As healthcare professionals, each of us has a legal, ethical, and professional obligation to ensure that all documentation and billing accurately reflect the services actually provided.
What This Means in Practice
- Every progress note must reflect a real, completed session that actually occurred.
- The documented start time, end time, and total duration must accurately reflect the time spent providing the billable service.
- Session lengths may not be rounded up to obtain a higher reimbursement rate.
- For example, if a service lasted 38 minutes, it must be documented as 38 minutes.
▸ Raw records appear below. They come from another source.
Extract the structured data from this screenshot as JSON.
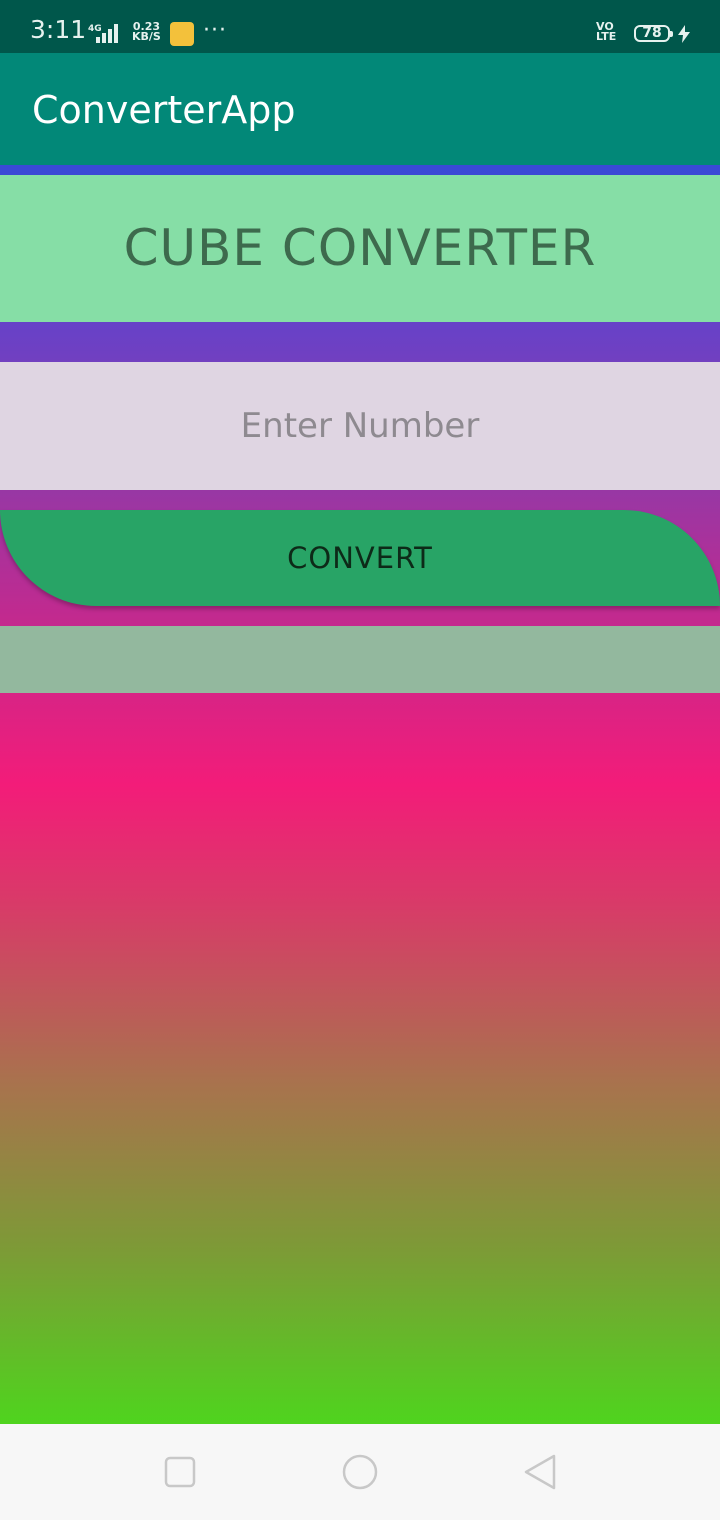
{
  "status_bar": {
    "time": "3:11",
    "network": "4G",
    "speed_value": "0.23",
    "speed_unit": "KB/S",
    "more": "···",
    "volte_top": "VO",
    "volte_bottom": "LTE",
    "battery": "78"
  },
  "app_bar": {
    "title": "ConverterApp"
  },
  "main": {
    "header": "CUBE CONVERTER",
    "input_placeholder": "Enter Number",
    "input_value": "",
    "convert_label": "CONVERT",
    "result": ""
  },
  "nav_bar": {
    "icons": [
      "recent-apps-icon",
      "home-icon",
      "back-icon"
    ]
  },
  "colors": {
    "status_bar": "#00574b",
    "app_bar": "#028878",
    "header_box": "#86dea6",
    "input_box": "#dfd5e2",
    "convert_button": "#28a466",
    "result_box": "#93b89e"
  }
}
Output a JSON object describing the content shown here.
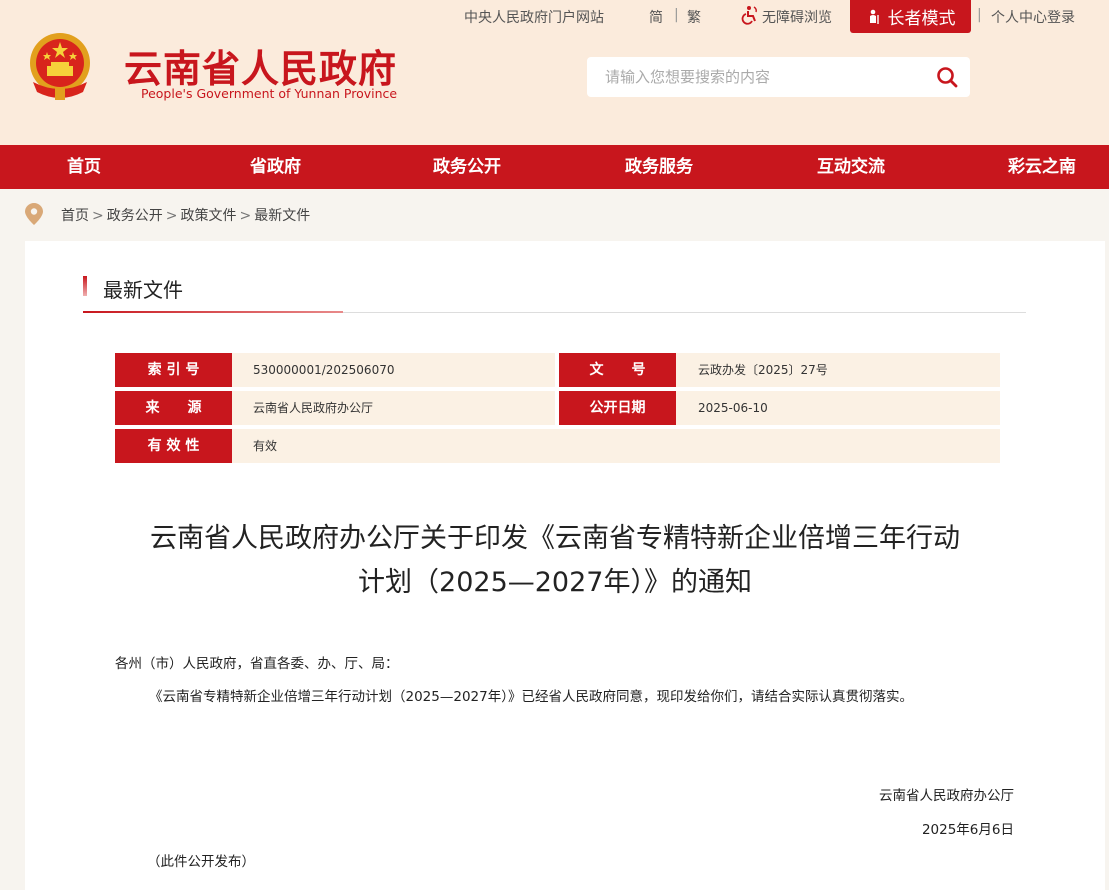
{
  "toplinks": {
    "portal": "中央人民政府门户网站",
    "simplified": "简",
    "separator": "|",
    "traditional": "繁",
    "accessible": "无障碍浏览",
    "elder_mode": "长者模式",
    "user_center": "个人中心登录"
  },
  "brand": {
    "name_cn": "云南省人民政府",
    "name_en": "People's Government of Yunnan Province"
  },
  "search": {
    "placeholder": "请输入您想要搜索的内容"
  },
  "nav": {
    "items": [
      "首页",
      "省政府",
      "政务公开",
      "政务服务",
      "互动交流",
      "彩云之南"
    ]
  },
  "breadcrumb": {
    "items": [
      "首页",
      "政务公开",
      "政策文件",
      "最新文件"
    ],
    "separator": ">"
  },
  "section": {
    "title": "最新文件"
  },
  "meta": {
    "index_label": "索 引 号",
    "index_value": "530000001/202506070",
    "docno_label": "文　　号",
    "docno_value": "云政办发〔2025〕27号",
    "source_label": "来　　源",
    "source_value": "云南省人民政府办公厅",
    "date_label": "公开日期",
    "date_value": "2025-06-10",
    "validity_label": "有 效 性",
    "validity_value": "有效"
  },
  "document": {
    "title_line1": "云南省人民政府办公厅关于印发《云南省专精特新企业倍增三年行动",
    "title_line2": "计划（2025—2027年）》的通知",
    "salutation": "各州（市）人民政府，省直各委、办、厅、局：",
    "paragraph": "《云南省专精特新企业倍增三年行动计划（2025—2027年）》已经省人民政府同意，现印发给你们，请结合实际认真贯彻落实。",
    "signature": "云南省人民政府办公厅",
    "date": "2025年6月6日",
    "note": "（此件公开发布）"
  },
  "colors": {
    "primary_red": "#c8161d",
    "header_bg": "#fbebdc",
    "meta_bg": "#fbf1e4",
    "page_bg": "#f7f4ef"
  },
  "icons": {
    "emblem": "national-emblem",
    "accessible": "wheelchair-icon",
    "elder": "elder-person-icon",
    "search": "search-icon",
    "location": "location-pin-icon"
  }
}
It should not be documented as 53 minutes, 60 minutes, or any other duration that did not occur.
- Administrative activities such as scheduling, driving, waiting for a client, completing paperwork, writing notes, or communicating with staff generally are not billable service time and may not be added to the session duration unless specifically permitted by the payer and service definition.
- The service provided must match the service documented and billed.
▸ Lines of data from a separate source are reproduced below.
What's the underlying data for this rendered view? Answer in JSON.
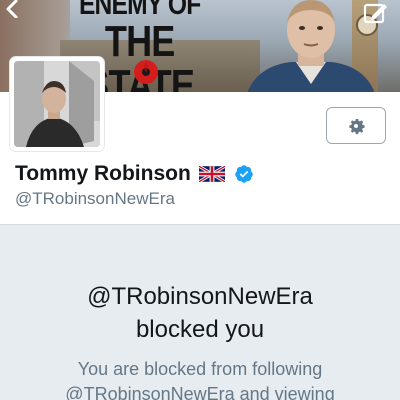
{
  "banner": {
    "headline_line1": "ENEMY OF",
    "headline_line2": "THE STATE"
  },
  "profile": {
    "display_name": "Tommy Robinson",
    "flag_icon": "uk-flag-icon",
    "verified_icon": "verified-badge-icon",
    "handle": "@TRobinsonNewEra"
  },
  "actions": {
    "settings_icon": "gear-icon"
  },
  "blocked": {
    "handle": "@TRobinsonNewEra",
    "message": "blocked you",
    "desc_line1": "You are blocked from following",
    "desc_line2": "@TRobinsonNewEra and viewing"
  },
  "colors": {
    "verified_blue": "#1da1f2",
    "panel_background": "#e6ecf0",
    "secondary_text": "#657786"
  }
}
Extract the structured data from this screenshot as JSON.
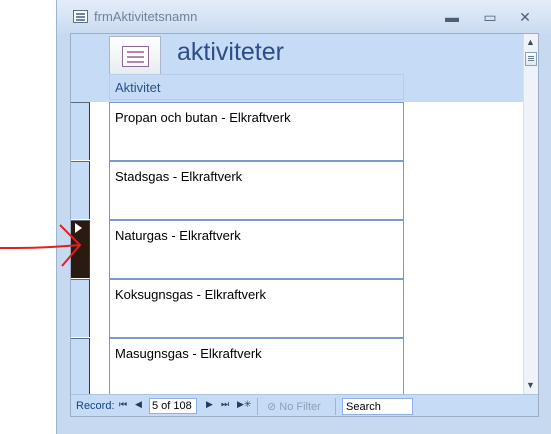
{
  "window": {
    "title": "frmAktivitetsnamn",
    "minimize": "▬",
    "restore": "▭",
    "close": "✕"
  },
  "header": {
    "form_title": "aktiviteter",
    "column_label": "Aktivitet"
  },
  "records": [
    {
      "value": "Propan och butan - Elkraftverk",
      "current": false
    },
    {
      "value": "Stadsgas - Elkraftverk",
      "current": false
    },
    {
      "value": "Naturgas - Elkraftverk",
      "current": true
    },
    {
      "value": "Koksugnsgas - Elkraftverk",
      "current": false
    },
    {
      "value": "Masugnsgas - Elkraftverk",
      "current": false
    }
  ],
  "navigation": {
    "label": "Record:",
    "first": "⏮",
    "prev": "◀",
    "position": "5 of 108",
    "next": "▶",
    "last": "⏭",
    "new": "▶✳",
    "filter_label": "No Filter",
    "search_placeholder": "Search"
  },
  "colors": {
    "accent": "#c6dbf5",
    "annotation_arrow": "#e02020",
    "current_selector": "#2b1a10"
  }
}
- Client verifications, signatures, text confirmations, electronic acknowledgments, or any other form of verification must accurately reflect the actual date, time, and duration of the service provided.
- NEVER ask a client to sign, verify, or acknowledge services or hours that were not actually provided.
If You Make a Mistake
Mistakes happen. If you realize that a note, timesheet, verification, or billing entry contains an error, notify your supervisor or the administrative team immediately. An honest mistake that is promptly reported and corrected is viewed very differently than knowingly allowing inaccurate information to remain in the record.
Understanding Insurance Fraud
Insurance fraud is not limited to billing for sessions that never occurred.
According to AHCA, examples may include:
- Billing for more time than was actually spent with the client.
- Documenting a 53-minute session when only 38 minutes of service were provided (example).
- Billing for services performed by someone who was not authorized to provide them.
- Obtaining client signatures or verifications for services, dates, or durations that are inaccurate.
- Creating or altering documentation to support services that were not actually provided.
- Copying documentation in a manner that misrepresents what occurred during a session.
Potential Consequences
Fraudulent documentation or billing may result in:
- Immediate termination of employment or contract status.
- Repayment of claims to Medicaid, Medicare, managed care organizations, or other payers.
- Reporting to licensing and certification boards.
- Loss, suspension, or restriction of professional licensure or certification.
- Exclusion from participation in government-funded healthcare programs.
- Referral to state or federal investigative agencies, including the Florida Agency for Health Care Administration (AHCA), the Florida Department of Health (DOH), Medicaid Program Integrity, and other regulatory authorities.
- Civil fines, criminal penalties, and possible prosecution where applicable.
Our agency takes documentation integrity extremely seriously. We are committed to protecting our clients, our staff, and the reputation of the organization. We are entrusted by AHCA to prevent these things. Any concerns regarding documentation, billing accuracy, or potential fraud will be investigated and addressed in accordance with agency policy and applicable regulations. Thank you for your commitment to ethical practice, accurate documentation, and quality client care.